Facing an appeal of an 18-page cease and desist order next month, the $613 million Alabama One Credit Union in Tuscaloosa, Ala., has asked the Alabama Credit Union Administration and the NCUA to approve another loan for Danny Butler, despite the fact he is serving a sentence for fraud and check kiting at the federal correctional facility in Talladega, Ala.

The $120,000 loan in question would restore the sewage treatment plant, which is owned by Butler, owned to working order, ensuring continued sewer services to a handful of Fosters, Ala., residents but also to three schools in the surrounding area.

Butler, who according to his fiancée Paige Howard has been told he will be released in December, has retained ownership and control of the Fosters Water Treatment facility in Fosters, Ala., while bankruptcy proceedings have continued.

Howard also has power of attorney for Butler while he is in prison.

According to court records, Alabama One holds a $7.1 million note on the project, which has never been independently appraised.

Alabama One filed a motion in February 2015 to have a trustee, Peter Colmer of the Atlanta-based corporate advisory firm Finley, Colmer and Company, run the facility, and Bankruptcy Court Judge Jennifer Henderson held a hearing on the motion.

However, a final order naming Colmer was never entered, and Alabama One provided no money to fund Colmer's work, according to May 8 motions Colmer and Lee Benton of the Birmingham, Ala., firm Benton and Centeno filed with the court. The motions asked the court to stay their appointments as trustee and counsel.

"From and after the time of the hearing, putative trustee has been ready, willing and able to serve in his/its capacity as Chapter 11 Trustee, but has received no funding, no agreement to fund, or any other capital to either operate the Debtor, or perform necessary environmental and/or corrective or capital functions for the debtor," Colmer wrote in his motion to stay his own appointment. "Putative trustee has never been in charge or control of the debtor or its operations."

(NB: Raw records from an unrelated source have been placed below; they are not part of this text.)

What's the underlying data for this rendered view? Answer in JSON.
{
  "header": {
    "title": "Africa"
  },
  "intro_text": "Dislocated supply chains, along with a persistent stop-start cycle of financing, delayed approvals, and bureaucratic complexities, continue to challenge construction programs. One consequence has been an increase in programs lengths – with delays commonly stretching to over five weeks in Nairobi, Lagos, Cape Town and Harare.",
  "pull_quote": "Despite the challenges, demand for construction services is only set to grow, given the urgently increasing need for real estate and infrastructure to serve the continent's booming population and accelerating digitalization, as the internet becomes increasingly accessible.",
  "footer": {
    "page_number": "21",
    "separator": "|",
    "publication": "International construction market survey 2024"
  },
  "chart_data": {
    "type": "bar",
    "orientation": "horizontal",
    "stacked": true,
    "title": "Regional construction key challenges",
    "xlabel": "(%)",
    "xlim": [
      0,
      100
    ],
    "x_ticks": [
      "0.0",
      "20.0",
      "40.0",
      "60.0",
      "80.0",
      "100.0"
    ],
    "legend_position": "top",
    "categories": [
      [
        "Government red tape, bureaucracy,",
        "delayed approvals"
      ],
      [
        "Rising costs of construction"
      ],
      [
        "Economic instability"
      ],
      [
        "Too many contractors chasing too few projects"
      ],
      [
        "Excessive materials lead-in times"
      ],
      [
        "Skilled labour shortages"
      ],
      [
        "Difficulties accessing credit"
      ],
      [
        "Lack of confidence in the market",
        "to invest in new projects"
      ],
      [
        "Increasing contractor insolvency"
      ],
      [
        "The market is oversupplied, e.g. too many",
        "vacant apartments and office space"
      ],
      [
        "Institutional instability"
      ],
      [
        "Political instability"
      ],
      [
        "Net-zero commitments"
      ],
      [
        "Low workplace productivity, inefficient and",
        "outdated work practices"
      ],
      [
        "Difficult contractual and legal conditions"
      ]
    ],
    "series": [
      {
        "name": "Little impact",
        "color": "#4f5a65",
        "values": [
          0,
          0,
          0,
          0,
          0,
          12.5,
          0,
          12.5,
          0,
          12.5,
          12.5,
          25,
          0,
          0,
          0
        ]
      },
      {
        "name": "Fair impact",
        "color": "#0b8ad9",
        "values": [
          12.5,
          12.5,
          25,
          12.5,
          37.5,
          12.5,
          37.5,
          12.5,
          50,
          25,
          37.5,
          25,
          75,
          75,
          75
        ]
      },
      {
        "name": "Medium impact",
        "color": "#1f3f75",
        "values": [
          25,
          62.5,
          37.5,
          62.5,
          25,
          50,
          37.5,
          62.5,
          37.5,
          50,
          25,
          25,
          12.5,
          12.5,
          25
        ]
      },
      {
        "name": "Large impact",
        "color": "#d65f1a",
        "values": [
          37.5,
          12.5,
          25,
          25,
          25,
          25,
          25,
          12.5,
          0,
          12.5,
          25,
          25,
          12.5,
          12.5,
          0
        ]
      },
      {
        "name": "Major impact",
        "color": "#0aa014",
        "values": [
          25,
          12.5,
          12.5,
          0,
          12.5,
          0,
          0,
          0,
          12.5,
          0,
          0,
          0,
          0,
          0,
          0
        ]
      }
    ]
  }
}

In a May 11 hearing, Judge Henderson took the position that she gave a verbal order to name Colmer trustee and Benton counsel, and asked Alabama One bankruptcy attorney Mike Hall of the Birmingham, Ala., firm Burr Forman to draft it, but he forgot to do so, according to courtroom observers. Judge Henderson has not yet issued an order on how to resolve the matter.

As confusion over who controlled the facility continued, the electrical utility shut off power, the county removed key pieces of equipment and the pipes were damaged to the point where they need to be replaced, according to Howard. She ran the plant from around Oct. 1, 2014, to roughly the end of March 2015, when she showed Colmer how to keep the plant running. Then, she said, she understood she was no longer responsible for the plant.

"I showed them where all the lift stations were and told them that about once a week, usually in the middle of the night, I would get a call because an alarm had gone off somewhere and I had to go in to turn something back on or adjust something," Howard explained. "Then I asked them who was going to be designated to get the call since I wasn't doing it anymore. They all kind of laughed and pointed at me, and I said, no sir, not me. If you all pay me $1,100 an hour, I might do it then."

In an April 20 letter to Benton, Jonathan Bonner, a state-licensed engineer with the Tuscaloosa engineering firm CFM Group, estimated that it could cost $166,000 catch the plant up on all its required permits, replace equipment and repair pipes to get the facility back in working order again.

"I must caution that these are only budget estimates based on my current understanding of the system. I would advise a more prudent route to finely detail an actual Engineers Expected Contract Cost Estimate that I believe would be within 10% of the actual total," Bonner wrote.

Meanwhile, Robert Reynolds, a lawyer with the Tuscaloosa firm of Reynolds, Reynolds and Little and outside counsel to the ACUA said that the agency had not received a formal request to approve a loan and, if it had a trustee would have been involved.

"It is my understanding such a loan would actually be in the nature of a trustee in possession loan upon conversion of the Fosters Water Treatment bankruptcy case to a case under Chapter 7 and the appointment of a panel Trustee," Reynolds wrote in an email. "Mr. Butler would have no role in the case.  The funds would be used by the trustee for the care, repair and maintenance of the AOCU collateral."

No one from from Alabama One commented on the situation or why Colmer did not receive funding as trustee.